My Toying with History series follows a similar logic. Like Chicago’s installation, my dolls present the results of research that may not be universally familiar to viewers. The coherence of the whole depends on hedging this bet: by referring to an array of political, historical, and artistic icons, I increase the likelihood that each viewer will recognize at least some of the references. After that, the rest should become comprehensible.

My paintings echo the consistently snarky tone of the Guerrilla Girls more than the eulogistic Dinner Party. Like the Guerrilla Girls, these costumes assert that important truths can be conveyed through sarcasm. The ways in which they maintain their anonymity—a combination of pseudonyms and gorilla masks—sounds in description like a ridiculous jumble of metaphors. In fact, the Guerrilla Girls’ use of multiple layers of pretense enables them to speak bold truths in memorable ways. Adopting the names of women from art history as pseudonyms is a way of raising awareness of women’s contributions to the field. Going so far as to actually dress like their eponymous artists would tip the balance from consciousness-raising to historical recreation. Even the gorilla masks are similarly nuanced: they attract attention while maintaining anonymity and defying gender expectations. This sarcastic facade is a consistent aspect of their work. Anonymity is poignant when the topic is systematic marginalization in the arts.

Anon...was often a woman (and details)
Fig. 2. Anon…was often a woman (and details). Watercolor. 45” x 66”. 2014.

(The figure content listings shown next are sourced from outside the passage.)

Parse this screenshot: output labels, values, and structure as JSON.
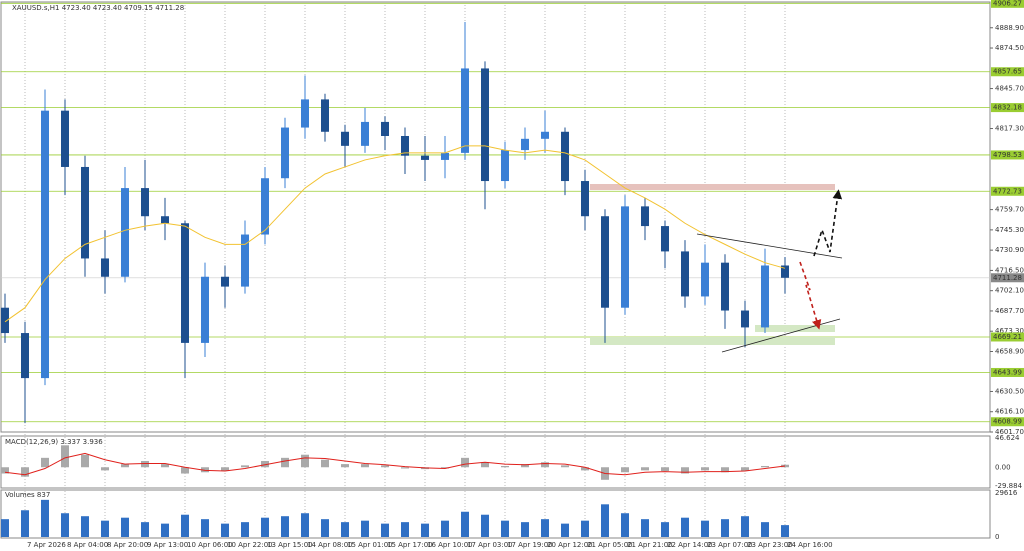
{
  "chart_data": {
    "type": "candlestick",
    "header": "XAUUSD.s,H1  4723.40 4723.40 4709.15 4711.28",
    "categories": [
      null,
      "7 Apr 2026",
      null,
      "8 Apr 04:00",
      null,
      "8 Apr 20:00",
      null,
      "9 Apr 13:00",
      null,
      "10 Apr 06:00",
      null,
      "10 Apr 22:00",
      null,
      "13 Apr 15:00",
      null,
      "14 Apr 08:00",
      null,
      "15 Apr 01:00",
      null,
      "15 Apr 17:00",
      null,
      "16 Apr 10:00",
      null,
      "17 Apr 03:00",
      null,
      "17 Apr 19:00",
      null,
      "20 Apr 12:00",
      null,
      "21 Apr 05:00",
      null,
      "21 Apr 21:00",
      null,
      "22 Apr 14:00",
      null,
      "23 Apr 07:00",
      null,
      "23 Apr 23:00",
      null,
      "24 Apr 16:00"
    ],
    "open": [
      4690,
      4672,
      4640,
      4830,
      4790,
      4725,
      4712,
      4775,
      4755,
      4750,
      4665,
      4712,
      4705,
      4742,
      4782,
      4818,
      4838,
      4815,
      4805,
      4822,
      4812,
      4798,
      4795,
      4800,
      4860,
      4780,
      4802,
      4810,
      4815,
      4780,
      4755,
      4690,
      4762,
      4748,
      4730,
      4698,
      4722,
      4688,
      4676,
      4720
    ],
    "high": [
      4700,
      4680,
      4845,
      4838,
      4798,
      4745,
      4790,
      4795,
      4768,
      4752,
      4722,
      4720,
      4752,
      4790,
      4825,
      4855,
      4842,
      4820,
      4832,
      4826,
      4818,
      4812,
      4812,
      4893,
      4865,
      4808,
      4818,
      4830,
      4818,
      4788,
      4760,
      4770,
      4768,
      4752,
      4738,
      4735,
      4728,
      4695,
      4732,
      4726
    ],
    "low": [
      4665,
      4608,
      4635,
      4770,
      4712,
      4700,
      4708,
      4745,
      4738,
      4640,
      4655,
      4690,
      4700,
      4735,
      4775,
      4810,
      4808,
      4790,
      4800,
      4802,
      4785,
      4780,
      4782,
      4795,
      4760,
      4775,
      4795,
      4800,
      4770,
      4745,
      4665,
      4685,
      4738,
      4718,
      4690,
      4692,
      4675,
      4662,
      4672,
      4700
    ],
    "close": [
      4672,
      4640,
      4830,
      4790,
      4725,
      4712,
      4775,
      4755,
      4750,
      4665,
      4712,
      4705,
      4742,
      4782,
      4818,
      4838,
      4815,
      4805,
      4822,
      4812,
      4798,
      4795,
      4800,
      4860,
      4780,
      4802,
      4810,
      4815,
      4780,
      4755,
      4690,
      4762,
      4748,
      4730,
      4698,
      4722,
      4688,
      4676,
      4720,
      4711.28
    ],
    "up_color": "#3a7fd5",
    "down_color": "#1d4f8f",
    "ylim": [
      4601.7,
      4907.2
    ],
    "yticks": [
      {
        "value": 4888.9,
        "label": "4888.90"
      },
      {
        "value": 4874.5,
        "label": "4874.50"
      },
      {
        "value": 4845.7,
        "label": "4845.70"
      },
      {
        "value": 4817.3,
        "label": "4817.30"
      },
      {
        "value": 4759.7,
        "label": "4759.70"
      },
      {
        "value": 4745.3,
        "label": "4745.30"
      },
      {
        "value": 4730.9,
        "label": "4730.90"
      },
      {
        "value": 4716.5,
        "label": "4716.50"
      },
      {
        "value": 4702.1,
        "label": "4702.10"
      },
      {
        "value": 4687.7,
        "label": "4687.70"
      },
      {
        "value": 4673.3,
        "label": "4673.30"
      },
      {
        "value": 4658.9,
        "label": "4658.90"
      },
      {
        "value": 4630.5,
        "label": "4630.50"
      },
      {
        "value": 4616.1,
        "label": "4616.10"
      },
      {
        "value": 4601.7,
        "label": "4601.70"
      }
    ],
    "levels": [
      4906.27,
      4857.65,
      4832.18,
      4798.53,
      4772.73,
      4669.21,
      4643.99,
      4608.99
    ],
    "level_color": "#9acd32",
    "last_price": 4711.28,
    "ma": {
      "color": "#f2c230",
      "values": [
        4680,
        4690,
        4710,
        4725,
        4735,
        4740,
        4745,
        4748,
        4750,
        4748,
        4740,
        4735,
        4735,
        4745,
        4760,
        4775,
        4785,
        4790,
        4795,
        4798,
        4800,
        4800,
        4800,
        4805,
        4805,
        4802,
        4800,
        4802,
        4800,
        4795,
        4785,
        4775,
        4768,
        4760,
        4750,
        4742,
        4735,
        4728,
        4722,
        4718
      ]
    },
    "macd": {
      "label": "MACD(12,26,9) 3.337 3.936",
      "histogram": {
        "color": "#a9a9a9",
        "values": [
          -10,
          -15,
          15,
          35,
          20,
          -5,
          5,
          10,
          5,
          -10,
          -8,
          -6,
          3,
          10,
          15,
          20,
          12,
          5,
          5,
          3,
          -2,
          -3,
          -2,
          15,
          8,
          2,
          5,
          8,
          3,
          -5,
          -20,
          -8,
          -5,
          -6,
          -10,
          -5,
          -8,
          -6,
          2,
          4
        ]
      },
      "signal": {
        "color": "#e0201b",
        "values": [
          -8,
          -12,
          -2,
          15,
          22,
          12,
          5,
          6,
          6,
          0,
          -5,
          -6,
          -2,
          4,
          10,
          15,
          14,
          10,
          6,
          4,
          1,
          -1,
          -2,
          5,
          8,
          5,
          4,
          6,
          5,
          0,
          -10,
          -12,
          -8,
          -7,
          -8,
          -7,
          -7,
          -6,
          -2,
          2
        ]
      },
      "ylim": [
        -29.884,
        46.624
      ],
      "yticks": [
        46.624,
        {
          "value": 0,
          "label": "0.00"
        },
        -29.884
      ]
    },
    "volume": {
      "label": "Volumes 837",
      "color": "#2f6fc4",
      "values": [
        12000,
        18000,
        25000,
        16000,
        14000,
        11000,
        13000,
        10000,
        9000,
        15000,
        12000,
        9000,
        10000,
        13000,
        14000,
        16000,
        12000,
        10000,
        11000,
        9000,
        10000,
        9000,
        11000,
        17000,
        15000,
        11000,
        10000,
        12000,
        9000,
        11000,
        22000,
        16000,
        12000,
        10000,
        13000,
        11000,
        12000,
        14000,
        10000,
        8000
      ],
      "ylim": [
        0,
        29616
      ],
      "yticks": [
        29616,
        0
      ]
    }
  }
}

The Guerrilla Girls organized in 1985 in response to blatant inequity in the art world, and the message remains the same: women and men are not represented in equal numbers. Half the population continues to be massively underrepresented in politics, literature, film, and art. This is an old tradition of omission. As Virginia Woolf quipped, “Indeed, I would venture to guess that Anon, who wrote so many poems without signing them, was often a woman” (49). We should certainly seek equitable gender representation in politics and the arts, but it would be a mistake to ever confuse tokenism with equality. These quantifiable approaches are only a beginning.